The CH components possess multiple inputs and outputs which makes it easy to directly switch between two cables right from the listening position. Just to be absolutely certain, I kept both the Fire and the Flow Link Reference 808 connected while switching between them for a period of 2 weeks. Now, I should add that this is not the best method to compare cables as their ground planes are all connected which can skew the true nature of cables. But after having done the comparisons by plugging and unplugging the cables, understanding the differences, and basically already having reached a consensus, this last test period was just a bonus. Nevertheless, each and every time that I switched between the cables, I still preferred the Driades. How about that?!

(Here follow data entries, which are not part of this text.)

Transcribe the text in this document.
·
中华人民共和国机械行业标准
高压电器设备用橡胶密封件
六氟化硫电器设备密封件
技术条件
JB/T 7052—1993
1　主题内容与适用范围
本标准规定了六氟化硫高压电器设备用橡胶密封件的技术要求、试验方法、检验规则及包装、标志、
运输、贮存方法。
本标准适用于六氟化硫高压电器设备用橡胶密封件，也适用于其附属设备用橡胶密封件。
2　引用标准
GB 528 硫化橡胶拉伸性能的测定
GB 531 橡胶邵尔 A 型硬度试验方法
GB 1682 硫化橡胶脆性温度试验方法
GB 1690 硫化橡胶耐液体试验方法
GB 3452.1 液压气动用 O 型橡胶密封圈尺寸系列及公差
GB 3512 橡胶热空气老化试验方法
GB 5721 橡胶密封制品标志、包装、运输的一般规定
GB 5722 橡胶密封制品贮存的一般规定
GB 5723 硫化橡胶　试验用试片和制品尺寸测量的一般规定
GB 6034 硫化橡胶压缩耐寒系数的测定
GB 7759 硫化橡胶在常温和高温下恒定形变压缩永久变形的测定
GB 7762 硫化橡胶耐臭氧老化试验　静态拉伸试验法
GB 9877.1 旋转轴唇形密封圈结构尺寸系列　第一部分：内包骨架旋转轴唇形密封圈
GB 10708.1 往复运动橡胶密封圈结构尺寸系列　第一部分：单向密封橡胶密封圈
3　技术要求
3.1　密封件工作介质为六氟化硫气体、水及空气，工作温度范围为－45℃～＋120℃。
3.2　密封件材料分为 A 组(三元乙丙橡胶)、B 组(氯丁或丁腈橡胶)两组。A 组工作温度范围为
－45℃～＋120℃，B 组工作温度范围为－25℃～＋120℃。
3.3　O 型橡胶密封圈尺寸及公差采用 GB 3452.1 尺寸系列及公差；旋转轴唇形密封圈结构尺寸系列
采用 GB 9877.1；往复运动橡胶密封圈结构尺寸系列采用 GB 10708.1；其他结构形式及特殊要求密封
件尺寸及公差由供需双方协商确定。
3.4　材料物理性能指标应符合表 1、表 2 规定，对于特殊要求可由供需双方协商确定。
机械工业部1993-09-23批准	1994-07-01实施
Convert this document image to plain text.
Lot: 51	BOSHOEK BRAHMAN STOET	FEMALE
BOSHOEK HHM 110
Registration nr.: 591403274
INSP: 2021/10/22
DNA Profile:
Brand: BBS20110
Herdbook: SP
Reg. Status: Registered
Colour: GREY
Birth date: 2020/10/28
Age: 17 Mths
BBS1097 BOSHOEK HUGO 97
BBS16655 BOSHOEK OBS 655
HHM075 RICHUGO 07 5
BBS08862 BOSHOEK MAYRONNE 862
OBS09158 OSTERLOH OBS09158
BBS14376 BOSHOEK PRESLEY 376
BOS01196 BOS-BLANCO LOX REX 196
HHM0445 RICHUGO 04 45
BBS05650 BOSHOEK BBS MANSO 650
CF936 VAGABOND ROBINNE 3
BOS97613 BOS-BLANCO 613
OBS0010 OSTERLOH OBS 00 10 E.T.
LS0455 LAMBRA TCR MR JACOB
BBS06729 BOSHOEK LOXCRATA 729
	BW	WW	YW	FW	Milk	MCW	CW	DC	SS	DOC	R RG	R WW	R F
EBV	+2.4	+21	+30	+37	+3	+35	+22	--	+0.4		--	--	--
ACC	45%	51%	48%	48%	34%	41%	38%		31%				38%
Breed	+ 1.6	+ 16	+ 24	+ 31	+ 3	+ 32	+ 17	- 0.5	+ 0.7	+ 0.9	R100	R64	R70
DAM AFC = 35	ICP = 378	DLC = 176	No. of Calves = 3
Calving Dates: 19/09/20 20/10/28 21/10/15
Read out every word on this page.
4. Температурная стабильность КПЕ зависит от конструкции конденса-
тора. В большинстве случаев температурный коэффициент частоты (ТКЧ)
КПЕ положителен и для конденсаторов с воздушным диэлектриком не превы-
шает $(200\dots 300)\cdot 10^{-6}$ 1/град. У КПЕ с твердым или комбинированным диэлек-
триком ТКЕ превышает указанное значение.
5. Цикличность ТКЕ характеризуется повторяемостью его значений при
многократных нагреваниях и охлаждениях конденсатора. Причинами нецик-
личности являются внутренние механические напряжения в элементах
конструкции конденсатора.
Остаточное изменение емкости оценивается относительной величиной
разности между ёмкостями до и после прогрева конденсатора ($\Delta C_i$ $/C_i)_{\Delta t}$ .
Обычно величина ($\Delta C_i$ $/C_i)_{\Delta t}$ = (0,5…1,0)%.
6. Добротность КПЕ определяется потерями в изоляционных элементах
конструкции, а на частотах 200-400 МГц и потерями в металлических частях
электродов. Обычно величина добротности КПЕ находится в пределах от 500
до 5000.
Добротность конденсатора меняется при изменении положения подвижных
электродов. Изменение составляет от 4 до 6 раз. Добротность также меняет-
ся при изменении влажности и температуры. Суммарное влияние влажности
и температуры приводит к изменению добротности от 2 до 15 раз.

So, are the relatively affordable Driade Flow Link Reference 808 cables actually better than the rather costly AudioQuest Fires? Well, in my system, and at this point in my audio journey where I have come to value linearity, resolution, and transparency over beefiness and tonal saturation, I guess they do indeed provide a better match. But this is a very personal matter as well as something that is hugely system-dependent. Some listeners may prefer bigger bass or a fuller tonality, which the Driades simply do not provide. If I’m really honest, having also heard them in friends’ systems, I think it’s fair to say that the Driade interlinks veer ever so slightly to the lean and clean side. But that happens to be what works ideally for me and my system. And although they are a little lean, they are most definitely not clinical or otherwise lacking in soul or musicality, and they definitely do not stand in the way of making an emotional connection with the music. If that were the case, I would have ultimately not been happy with them after all.
XLR versus RCA
As mentioned in the original review, there’s very little distinction between the RCA and XLR versions of the Flow Link Reference 808 cables in varying circumstances. The only repeatable difference I hear is that the XLR cables sound a little bit more controlled, or conversely, the RCA cables sound a little bit more free-flowing. I should note that this kind of relative difference is not limited to these Driade cables but is an often-heard aspect of Balanced versus Unbalanced connections in general.
For CH Precision, I ultimately found that XLR works better, especially if you use that connection method exclusively for components in a linked chain. For the Accuphase components, I tend to prefer the RCA cables. Brand preferences and interface-induced differences aside, I regard the Driade RCA and XLR cables as fully interchangeable, meaning that one can simply select the version that is required for any given circumstance.
So there we have it: my current main system (shown above) is now fully wired with Driade Flow Link Reference 808 and it looks like they are going to stay for the long haul.
In my 2021 review, I already liked them a lot. Since then, my appreciation has only grown, and I now have these cables connected permanently in both of my systems. For listeners who, like me, prefer to enjoy their music in a neutral, natural, transparent, and un-editorialized manner, I just can’t recommend them enough. Neutrality is one thing, but amazingly, these cables also manage to combine their utter selflessness while totally avoiding ever tipping over into sounding clinical or dissecting. These cables are about delivering music, they do not turn the music listener into a testing apparatus. What they achieve is the hardest thing in audio: to fully satisfy my relentless brain while allowing the heart to connect emotionally.
The Flow Link Reference 808 RCA and XLR cables have proven to be an enduring HFA Favorite!